`genetic-optimization`

Herein, we define the implementation of a generalized Genetic Glgorithm (GA), a class of evolutionary algorithms that simulate the process of natural selection. This approach iteratively improves a population of candidate solutions based on the principles of genetic inheritance and Darwinian strife for survival. Each solution is represented as a chromosome (a 2-d array, or matrix); the algorithm uses selection, crossover, mutation, and culling operations to evolve the population towards an optimal solution.

Function Components

The genetic algorithm is composed of several modular functions, each of which performs a specific operation. These functions can be customized and combined to create a genetic algorithm tailored to a specific problem.

`fitness_func`; Fitness Function

The fitness function evaluates how well a given chromosome performs. As input, it takes only the chromosome and must return some measure of its fitness by way of float, f64.

This function is user-defined and specific to a given problem. For our case, it calculates the aggregate discount-cost for a partitioning.

`selection_func`; Selection

Tournament Selection: Randomly selects a subset of chromosomes from the population and chooses the best one based on their fitness values.
Roulette Wheel Selection: Assigns a probability to each chromosome based on its fitness, and then selects parents based on these probabilities.
Rank Selection: Assigns a probability to each chromosome based on its rank in the population, and then selects parents based on these probabilities.
Stochastic Universal Sampling: Similar to roulette wheel selection, but selects multiple parents at once, ensuring that the selected parents are spread out across the population.

This process is repeated to select multiple, n, parents for the crossover operation.

`mating_func`; Crossover; Mating

Various crossover, or mating, methods are implemented:

k-point Crossover: k points are randomly selected on the chromosome, and the genetic material between these points is exchanged between parents to produce offspring. This interleaves, at each k-crossover boundary, the genetic material.
Uniform Crossover: Each gene is inherited from one of the parents with equal probability, resulting in a more diverse offspring.

`mutation_func`; Mutation

Standard Mutation: With a certain probability, randomly changes the value of genes in the chromosome.
Gaussian Mutation: Adds a small amount of Gaussian noise to the offspring, allowing for more fine-grained exploration of the solution space.

`culling_func`; Stagnant Mating Pool Culling

We implement an exponential-backoff culling mechanism to ensure that the mating pool does not become stagnant. If a new best solution is not found within a certain number of iterations, the mating pool is culled by a certain percentage.

Each time the pool is culled, the number of generations before the next culling is multiplicatively increased by culling_percent_increment.

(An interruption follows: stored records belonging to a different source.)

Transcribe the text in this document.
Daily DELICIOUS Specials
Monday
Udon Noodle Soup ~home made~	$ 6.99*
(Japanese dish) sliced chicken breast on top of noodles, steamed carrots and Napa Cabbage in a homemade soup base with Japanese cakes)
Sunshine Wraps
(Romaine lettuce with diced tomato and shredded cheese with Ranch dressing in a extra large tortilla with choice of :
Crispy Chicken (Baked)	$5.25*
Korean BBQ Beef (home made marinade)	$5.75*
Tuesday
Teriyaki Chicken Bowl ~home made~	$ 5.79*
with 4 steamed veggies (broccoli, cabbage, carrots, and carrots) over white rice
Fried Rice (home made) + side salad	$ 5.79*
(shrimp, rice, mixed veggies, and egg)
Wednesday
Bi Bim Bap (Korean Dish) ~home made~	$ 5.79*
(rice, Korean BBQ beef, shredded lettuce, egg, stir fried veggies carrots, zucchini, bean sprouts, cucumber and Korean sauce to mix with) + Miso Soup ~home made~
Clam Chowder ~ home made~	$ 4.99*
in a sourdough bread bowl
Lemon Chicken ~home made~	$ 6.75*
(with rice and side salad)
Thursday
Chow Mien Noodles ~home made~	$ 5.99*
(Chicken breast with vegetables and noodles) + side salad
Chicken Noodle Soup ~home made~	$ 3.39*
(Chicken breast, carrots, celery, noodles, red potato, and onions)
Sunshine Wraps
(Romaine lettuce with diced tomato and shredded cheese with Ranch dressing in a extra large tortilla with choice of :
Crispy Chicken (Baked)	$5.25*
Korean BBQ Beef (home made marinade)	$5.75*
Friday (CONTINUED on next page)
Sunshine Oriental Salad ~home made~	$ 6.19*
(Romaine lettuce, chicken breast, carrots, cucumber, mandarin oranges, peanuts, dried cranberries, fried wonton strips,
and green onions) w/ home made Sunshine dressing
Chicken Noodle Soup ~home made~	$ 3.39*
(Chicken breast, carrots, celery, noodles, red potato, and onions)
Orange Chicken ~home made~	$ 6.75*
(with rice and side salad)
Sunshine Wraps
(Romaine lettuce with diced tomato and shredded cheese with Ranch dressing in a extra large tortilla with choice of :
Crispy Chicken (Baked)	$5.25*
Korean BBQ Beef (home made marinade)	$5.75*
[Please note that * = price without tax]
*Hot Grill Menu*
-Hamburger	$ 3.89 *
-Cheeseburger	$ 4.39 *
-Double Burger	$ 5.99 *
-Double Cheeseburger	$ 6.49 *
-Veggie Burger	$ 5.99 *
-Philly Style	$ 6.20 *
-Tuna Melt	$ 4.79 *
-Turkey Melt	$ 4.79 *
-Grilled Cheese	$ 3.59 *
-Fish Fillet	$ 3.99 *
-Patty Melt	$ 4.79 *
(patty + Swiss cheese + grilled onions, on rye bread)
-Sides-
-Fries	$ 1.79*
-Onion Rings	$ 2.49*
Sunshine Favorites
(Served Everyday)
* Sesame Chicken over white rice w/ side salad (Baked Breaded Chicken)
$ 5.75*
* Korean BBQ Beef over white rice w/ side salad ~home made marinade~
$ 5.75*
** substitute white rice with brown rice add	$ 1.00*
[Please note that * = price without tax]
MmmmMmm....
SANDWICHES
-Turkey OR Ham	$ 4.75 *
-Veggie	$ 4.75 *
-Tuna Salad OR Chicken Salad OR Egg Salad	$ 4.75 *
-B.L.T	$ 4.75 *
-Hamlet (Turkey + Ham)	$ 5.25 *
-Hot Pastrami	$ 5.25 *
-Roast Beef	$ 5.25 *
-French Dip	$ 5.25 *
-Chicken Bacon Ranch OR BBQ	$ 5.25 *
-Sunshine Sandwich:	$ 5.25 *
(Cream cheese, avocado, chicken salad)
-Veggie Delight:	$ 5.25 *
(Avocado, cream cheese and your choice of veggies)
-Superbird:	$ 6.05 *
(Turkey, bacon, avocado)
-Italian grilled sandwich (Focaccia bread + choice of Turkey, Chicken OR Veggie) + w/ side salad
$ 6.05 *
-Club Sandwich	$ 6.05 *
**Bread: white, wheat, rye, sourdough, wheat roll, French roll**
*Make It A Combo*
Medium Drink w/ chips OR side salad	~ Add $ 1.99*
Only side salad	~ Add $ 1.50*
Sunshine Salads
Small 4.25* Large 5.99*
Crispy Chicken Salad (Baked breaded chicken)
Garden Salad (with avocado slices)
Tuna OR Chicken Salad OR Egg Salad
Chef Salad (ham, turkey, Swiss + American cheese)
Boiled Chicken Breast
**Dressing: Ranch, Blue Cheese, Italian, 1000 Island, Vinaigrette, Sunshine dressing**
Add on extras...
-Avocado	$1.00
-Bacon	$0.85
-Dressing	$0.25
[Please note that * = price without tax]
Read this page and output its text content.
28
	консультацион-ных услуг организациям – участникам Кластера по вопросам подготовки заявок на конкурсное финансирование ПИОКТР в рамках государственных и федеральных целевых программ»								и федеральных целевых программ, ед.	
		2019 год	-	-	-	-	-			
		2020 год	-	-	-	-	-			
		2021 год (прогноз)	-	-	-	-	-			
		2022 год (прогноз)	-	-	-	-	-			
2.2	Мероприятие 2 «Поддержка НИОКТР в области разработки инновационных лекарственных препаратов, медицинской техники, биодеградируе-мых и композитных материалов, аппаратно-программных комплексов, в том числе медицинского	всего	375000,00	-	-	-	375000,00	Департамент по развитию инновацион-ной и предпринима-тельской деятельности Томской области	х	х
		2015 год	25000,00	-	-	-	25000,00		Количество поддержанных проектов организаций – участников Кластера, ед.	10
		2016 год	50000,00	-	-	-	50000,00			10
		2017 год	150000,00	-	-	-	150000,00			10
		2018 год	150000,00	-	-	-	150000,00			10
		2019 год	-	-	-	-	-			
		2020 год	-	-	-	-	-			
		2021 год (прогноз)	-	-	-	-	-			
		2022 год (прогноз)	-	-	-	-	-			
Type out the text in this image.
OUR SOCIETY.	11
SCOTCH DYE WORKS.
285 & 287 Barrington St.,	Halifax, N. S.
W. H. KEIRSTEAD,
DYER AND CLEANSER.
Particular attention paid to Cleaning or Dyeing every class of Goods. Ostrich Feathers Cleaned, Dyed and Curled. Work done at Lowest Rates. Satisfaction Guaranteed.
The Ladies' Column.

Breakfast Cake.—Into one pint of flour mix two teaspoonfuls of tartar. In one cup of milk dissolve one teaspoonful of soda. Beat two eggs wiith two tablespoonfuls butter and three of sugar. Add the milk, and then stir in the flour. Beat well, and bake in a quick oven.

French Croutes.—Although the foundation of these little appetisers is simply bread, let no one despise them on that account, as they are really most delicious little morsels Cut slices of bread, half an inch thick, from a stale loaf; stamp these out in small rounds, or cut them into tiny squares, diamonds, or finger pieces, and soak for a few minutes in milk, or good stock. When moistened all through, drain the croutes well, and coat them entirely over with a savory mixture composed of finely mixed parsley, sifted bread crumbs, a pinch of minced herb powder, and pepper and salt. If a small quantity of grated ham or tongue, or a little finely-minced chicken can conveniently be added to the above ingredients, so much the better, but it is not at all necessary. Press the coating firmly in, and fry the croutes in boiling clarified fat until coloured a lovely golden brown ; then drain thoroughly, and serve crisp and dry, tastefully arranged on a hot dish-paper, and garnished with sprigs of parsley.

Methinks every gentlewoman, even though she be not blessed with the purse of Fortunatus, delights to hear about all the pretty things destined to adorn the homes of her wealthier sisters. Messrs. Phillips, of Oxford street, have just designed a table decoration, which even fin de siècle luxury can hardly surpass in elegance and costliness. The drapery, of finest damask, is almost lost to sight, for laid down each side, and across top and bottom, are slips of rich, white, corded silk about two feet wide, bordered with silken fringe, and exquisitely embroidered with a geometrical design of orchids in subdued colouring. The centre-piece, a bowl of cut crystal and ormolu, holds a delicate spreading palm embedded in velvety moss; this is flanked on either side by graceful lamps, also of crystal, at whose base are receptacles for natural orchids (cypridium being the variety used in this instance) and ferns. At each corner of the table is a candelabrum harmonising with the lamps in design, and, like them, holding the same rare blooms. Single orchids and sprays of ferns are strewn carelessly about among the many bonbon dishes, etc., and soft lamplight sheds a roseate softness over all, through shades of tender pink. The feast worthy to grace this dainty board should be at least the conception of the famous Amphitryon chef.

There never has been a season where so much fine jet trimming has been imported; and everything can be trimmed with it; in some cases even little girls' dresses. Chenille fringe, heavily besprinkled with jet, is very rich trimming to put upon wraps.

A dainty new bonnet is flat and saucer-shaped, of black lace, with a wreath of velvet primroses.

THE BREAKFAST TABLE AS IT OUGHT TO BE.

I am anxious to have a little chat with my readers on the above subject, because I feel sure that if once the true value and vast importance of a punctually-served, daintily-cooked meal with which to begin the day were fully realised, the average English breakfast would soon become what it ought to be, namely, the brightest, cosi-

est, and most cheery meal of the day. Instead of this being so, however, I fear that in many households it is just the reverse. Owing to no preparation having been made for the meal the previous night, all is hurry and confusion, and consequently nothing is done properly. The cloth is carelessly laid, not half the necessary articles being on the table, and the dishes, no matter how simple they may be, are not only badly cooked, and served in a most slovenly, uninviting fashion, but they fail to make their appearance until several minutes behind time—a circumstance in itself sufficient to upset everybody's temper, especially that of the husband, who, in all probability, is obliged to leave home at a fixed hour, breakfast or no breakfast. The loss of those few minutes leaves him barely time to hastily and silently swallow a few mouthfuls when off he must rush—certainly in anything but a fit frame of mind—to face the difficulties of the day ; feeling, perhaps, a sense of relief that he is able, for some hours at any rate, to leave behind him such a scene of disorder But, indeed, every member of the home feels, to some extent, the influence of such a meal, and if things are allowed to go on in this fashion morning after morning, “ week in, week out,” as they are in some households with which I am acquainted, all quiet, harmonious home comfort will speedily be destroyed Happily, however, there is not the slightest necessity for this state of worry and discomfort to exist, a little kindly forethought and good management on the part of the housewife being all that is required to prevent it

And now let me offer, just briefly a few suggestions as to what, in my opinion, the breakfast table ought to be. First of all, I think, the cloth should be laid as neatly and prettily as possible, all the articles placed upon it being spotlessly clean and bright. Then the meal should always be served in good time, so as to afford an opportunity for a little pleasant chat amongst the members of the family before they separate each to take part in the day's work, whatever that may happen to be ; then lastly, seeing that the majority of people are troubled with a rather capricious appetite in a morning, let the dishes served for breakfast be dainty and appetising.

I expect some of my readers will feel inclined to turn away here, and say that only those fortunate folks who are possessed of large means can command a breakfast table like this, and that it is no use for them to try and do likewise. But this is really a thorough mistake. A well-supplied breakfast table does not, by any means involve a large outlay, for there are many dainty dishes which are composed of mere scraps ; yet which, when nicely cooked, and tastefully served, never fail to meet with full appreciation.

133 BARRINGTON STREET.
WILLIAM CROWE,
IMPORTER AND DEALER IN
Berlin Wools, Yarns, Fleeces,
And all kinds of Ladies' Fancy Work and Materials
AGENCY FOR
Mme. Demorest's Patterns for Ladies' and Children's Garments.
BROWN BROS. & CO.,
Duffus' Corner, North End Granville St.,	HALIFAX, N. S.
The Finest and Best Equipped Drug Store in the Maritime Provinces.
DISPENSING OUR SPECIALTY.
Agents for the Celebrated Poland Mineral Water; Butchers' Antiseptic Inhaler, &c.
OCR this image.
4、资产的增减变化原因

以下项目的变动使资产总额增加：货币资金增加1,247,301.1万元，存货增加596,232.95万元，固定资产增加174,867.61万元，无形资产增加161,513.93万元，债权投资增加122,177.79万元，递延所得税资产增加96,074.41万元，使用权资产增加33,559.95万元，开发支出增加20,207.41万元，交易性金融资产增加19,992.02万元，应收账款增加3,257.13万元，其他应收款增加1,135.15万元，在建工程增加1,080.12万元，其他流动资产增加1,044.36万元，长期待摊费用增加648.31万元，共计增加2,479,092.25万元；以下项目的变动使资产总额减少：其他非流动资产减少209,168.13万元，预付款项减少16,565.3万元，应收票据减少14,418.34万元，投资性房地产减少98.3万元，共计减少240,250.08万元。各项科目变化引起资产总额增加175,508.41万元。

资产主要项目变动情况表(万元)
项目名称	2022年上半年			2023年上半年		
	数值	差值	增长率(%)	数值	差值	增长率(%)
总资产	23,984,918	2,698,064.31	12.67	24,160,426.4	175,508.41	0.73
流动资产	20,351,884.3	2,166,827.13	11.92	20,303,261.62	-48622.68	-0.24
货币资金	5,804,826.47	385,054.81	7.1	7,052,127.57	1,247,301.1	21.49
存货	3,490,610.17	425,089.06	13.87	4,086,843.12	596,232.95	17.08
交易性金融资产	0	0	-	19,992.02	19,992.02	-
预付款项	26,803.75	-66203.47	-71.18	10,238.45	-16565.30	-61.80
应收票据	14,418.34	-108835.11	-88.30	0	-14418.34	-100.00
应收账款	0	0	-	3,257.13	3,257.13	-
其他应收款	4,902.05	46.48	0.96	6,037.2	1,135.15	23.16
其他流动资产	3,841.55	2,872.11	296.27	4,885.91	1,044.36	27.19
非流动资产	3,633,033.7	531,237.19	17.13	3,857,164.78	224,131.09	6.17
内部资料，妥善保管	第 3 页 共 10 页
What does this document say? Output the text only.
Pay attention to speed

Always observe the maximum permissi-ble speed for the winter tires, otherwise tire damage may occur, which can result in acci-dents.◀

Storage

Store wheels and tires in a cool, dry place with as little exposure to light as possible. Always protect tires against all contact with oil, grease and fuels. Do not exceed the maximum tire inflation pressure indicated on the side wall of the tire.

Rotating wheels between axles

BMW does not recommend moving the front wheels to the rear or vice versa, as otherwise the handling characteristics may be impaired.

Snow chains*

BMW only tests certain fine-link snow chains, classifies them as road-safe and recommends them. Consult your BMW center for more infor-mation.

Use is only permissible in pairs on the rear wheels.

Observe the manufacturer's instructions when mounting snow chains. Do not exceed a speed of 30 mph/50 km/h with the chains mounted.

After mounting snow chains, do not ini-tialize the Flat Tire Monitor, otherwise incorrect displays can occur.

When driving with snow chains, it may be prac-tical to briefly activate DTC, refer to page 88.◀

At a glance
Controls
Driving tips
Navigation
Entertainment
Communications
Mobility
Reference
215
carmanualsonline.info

The percent whereof to cull is modified by the max_culling_percent , min_culling_percent, culling_direction, and the aforesaid culling_percent_increment hyperparameters:

max_culling_percent and min_culling_percent: Specifies the maximum and minimum culling percentages, respectively.
culling_direction: Specifies the strategy at which to either increase or decrease the culling_percent.
culling_percent_increment: Specifies the amount by which to, multiplicativley, increase or decrease the culling_percent at each culling.

Culling Mechanisms

Random Culling: The culled population is filled with a totally randomized set of chromosomes.
Best: The culled population is filled with the best chromosomes from the current population.
Best Mutants: Defined below.

Best Mutants

A newly culled population is constructed as follows:

A selection of clones of the best solution are added to the culled population, but mutated by 1%.
The remaining slots are filled with a random subset of the current population.
Finally, num_elites of the pure best solution are set to the front of the culled population array.

`writer_func`, Writing the Result

When a new best solution is found, this function is called to write the result. This is user-defined: for our case, it prints the best solution found hitherto and then writes it to a Google Sheet via a Python-Google Sheets shim.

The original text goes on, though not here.